カバースリップを変更し、焦点を合わせ、繰り返します。EGF刺激の有無にかかわらず、このTGT表面にCos-7細胞を播種し、リガンド刺激によるEGFR活性化がインテグリン力学に及ぼす影響を調べた。インテグリンがリガンドに結合し、プローブの張力閾値合計よりも大きい力を加えると、DNA二重鎖が分離し、蛍光が発生します。

機械的な力が破裂していないTGTプローブは、非蛍光性のままです。細胞をTGT表面上のEGFの有無にかかわらず60分間インキュベートし、固定し、免疫染色して、細胞骨格の焦点接着分布および組織を表示した。RICM画像において、56−ピコネウトンTGT表面上のCos−7細胞拡散は、刺激なしと比較してEGF刺激で有意に増強された。
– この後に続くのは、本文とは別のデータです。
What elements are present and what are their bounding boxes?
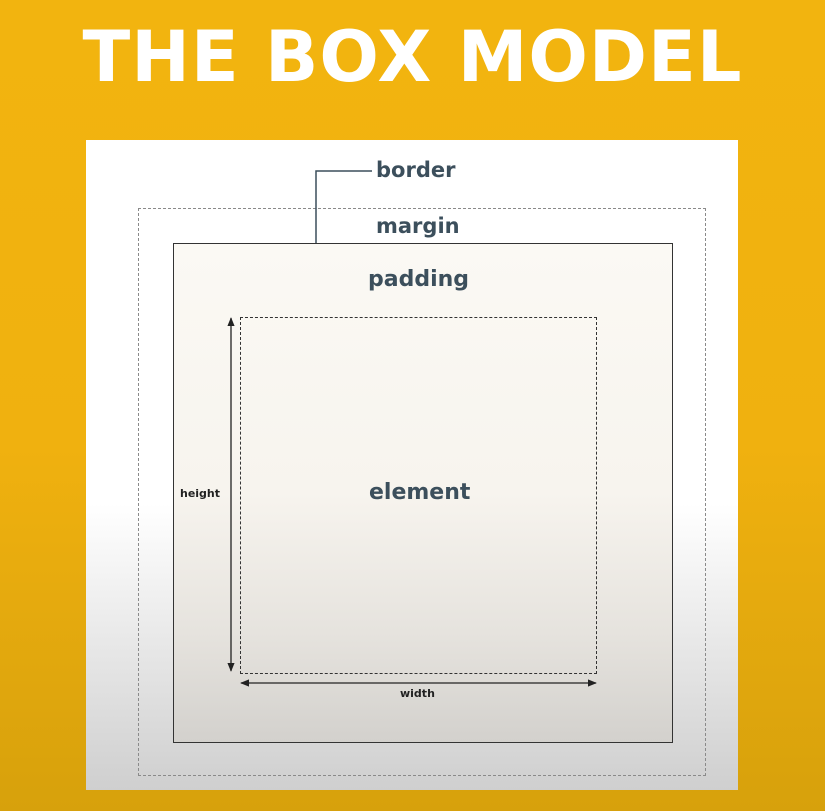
height-label: height [180,487,221,500]
border-area [173,243,673,743]
margin-area [138,208,706,776]
border-label: border [376,158,456,182]
padding-label: padding [368,267,470,292]
margin-label: margin [376,214,460,238]
element-area [240,317,597,674]
element-label: element [369,480,471,505]
page-title: THE BOX MODEL [82,16,743,98]
width-label: width [400,687,435,700]
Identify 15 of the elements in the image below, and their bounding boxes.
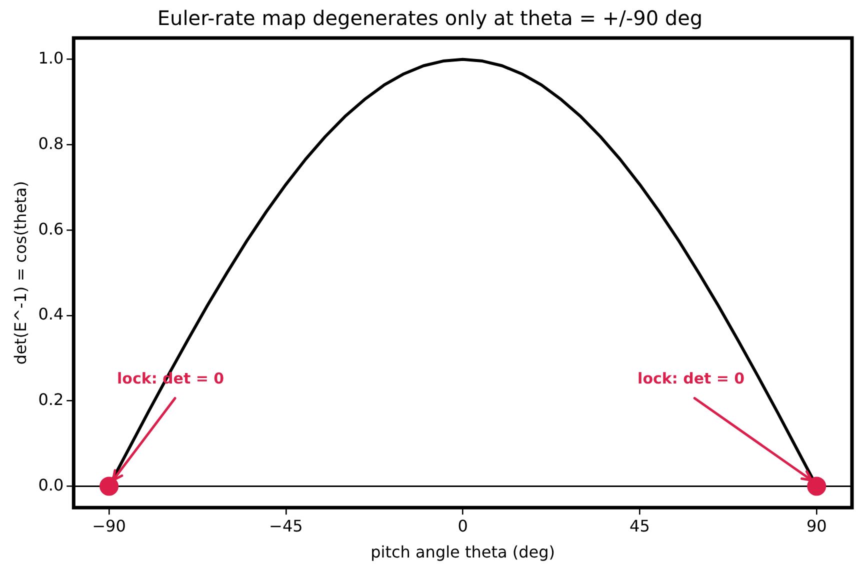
y-tick-label: 0.6	[38, 219, 64, 238]
x-tick-label: 0	[458, 516, 468, 536]
chart-title: Euler-rate map degenerates only at theta = +/-90 deg	[157, 6, 703, 30]
y-tick-label: 0.8	[38, 134, 64, 153]
x-tick-label: 45	[630, 516, 650, 536]
x-tick-label: −45	[269, 516, 303, 536]
x-tick-label: 90	[806, 516, 827, 536]
y-tick-label: 0.4	[38, 304, 64, 324]
y-tick-label: 0.0	[38, 475, 64, 494]
y-tick-label: 1.0	[38, 48, 64, 68]
y-tick-label: 0.2	[38, 390, 64, 410]
annotation: lock: det = 0	[638, 369, 745, 388]
x-tick-label: −90	[92, 516, 126, 536]
x-axis-title: pitch angle theta (deg)	[370, 542, 556, 562]
y-axis-title: det(E^-1) = cos(theta)	[10, 181, 30, 365]
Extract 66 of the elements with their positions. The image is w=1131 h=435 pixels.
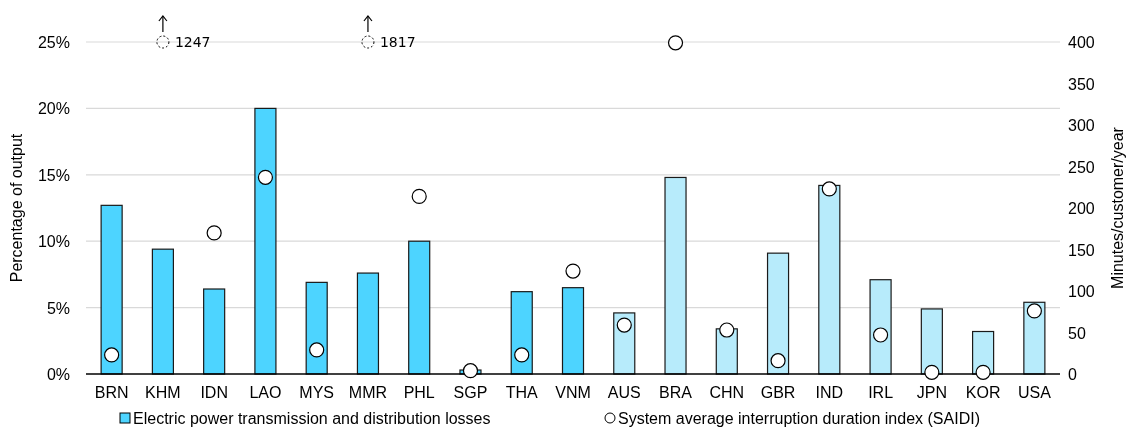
bar [561, 287, 585, 375]
bar [356, 272, 380, 375]
y-tick-label: 15% [37, 166, 70, 184]
x-tick-label: USA [1017, 384, 1052, 401]
y2-tick-label: 200 [1068, 200, 1095, 217]
point [821, 181, 837, 197]
point [1026, 303, 1042, 319]
x-tick-label: IRL [868, 384, 894, 401]
point [770, 353, 786, 369]
x-tick-label: KOR [965, 384, 1001, 401]
x-tick-label: VNM [555, 384, 591, 401]
y2-tick-label: 400 [1068, 34, 1095, 51]
x-tick-label: JPN [916, 384, 947, 401]
x-tick-label: CHN [709, 384, 745, 401]
point [872, 327, 889, 343]
point [257, 169, 274, 185]
annotation: 1247 [174, 34, 211, 50]
y2-tick-label: 350 [1068, 75, 1095, 93]
y2-tick-label: 250 [1068, 158, 1095, 176]
x-tick-label: THA [505, 384, 539, 401]
point [104, 347, 120, 363]
bar [664, 176, 687, 375]
bar [254, 107, 277, 375]
annotation: 1817 [379, 34, 416, 50]
point [924, 364, 940, 380]
y-tick-label: 20% [37, 100, 70, 118]
x-tick-label: IND [815, 384, 844, 401]
point [719, 322, 735, 338]
y-tick-label: 25% [37, 34, 70, 51]
x-tick-label: MMR [348, 384, 388, 401]
legend-label: Electric power transmission and distribution losses [133, 410, 491, 427]
x-tick-label: PHL [403, 384, 435, 401]
x-tick-label: IDN [200, 384, 228, 401]
point [975, 364, 991, 380]
x-tick-label: SGP [453, 384, 488, 401]
bar [869, 279, 892, 375]
y2-axis-title: Minutes/customer/year [1109, 126, 1126, 289]
point [462, 363, 479, 379]
x-tick-label: MYS [299, 384, 335, 401]
x-tick-label: BRN [94, 384, 129, 401]
x-tick-label: GBR [760, 384, 796, 401]
x-tick-label: AUS [607, 384, 641, 401]
bar [203, 288, 226, 375]
point [616, 317, 632, 333]
x-tick-label: LAO [249, 384, 282, 401]
y2-tick-label: 150 [1068, 241, 1095, 259]
bar [408, 240, 431, 375]
y-axis-title: Percentage of output [8, 133, 25, 283]
point [667, 35, 684, 51]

EGFによる刺激は、より円形の形態をもたらし、Cos−7細胞の拡散および増殖を表す。オープンプローブからの蛍光は、張力蛍光画像で観察されるように、EGF刺激でも高い。オープンプローブの数に比例するオープンプローブの積分強度は、刺激なしよりもEGF刺激の方がはるかに高かった。

カバースリップの向きを常に覚えておき、機能化された表面を上向きに保ちます。サンドイッチを分離するときは、表面を傷つけたり傷つけたりしないように優しくしてください。表面合成に続いて、細胞接着または機械的形質導入を調節する細胞質タンパク質のプローブができる。

これにより、原形質膜における細胞力学のオーケストレーションに関与する下流のシグナル伝達分子の同定が可能になる。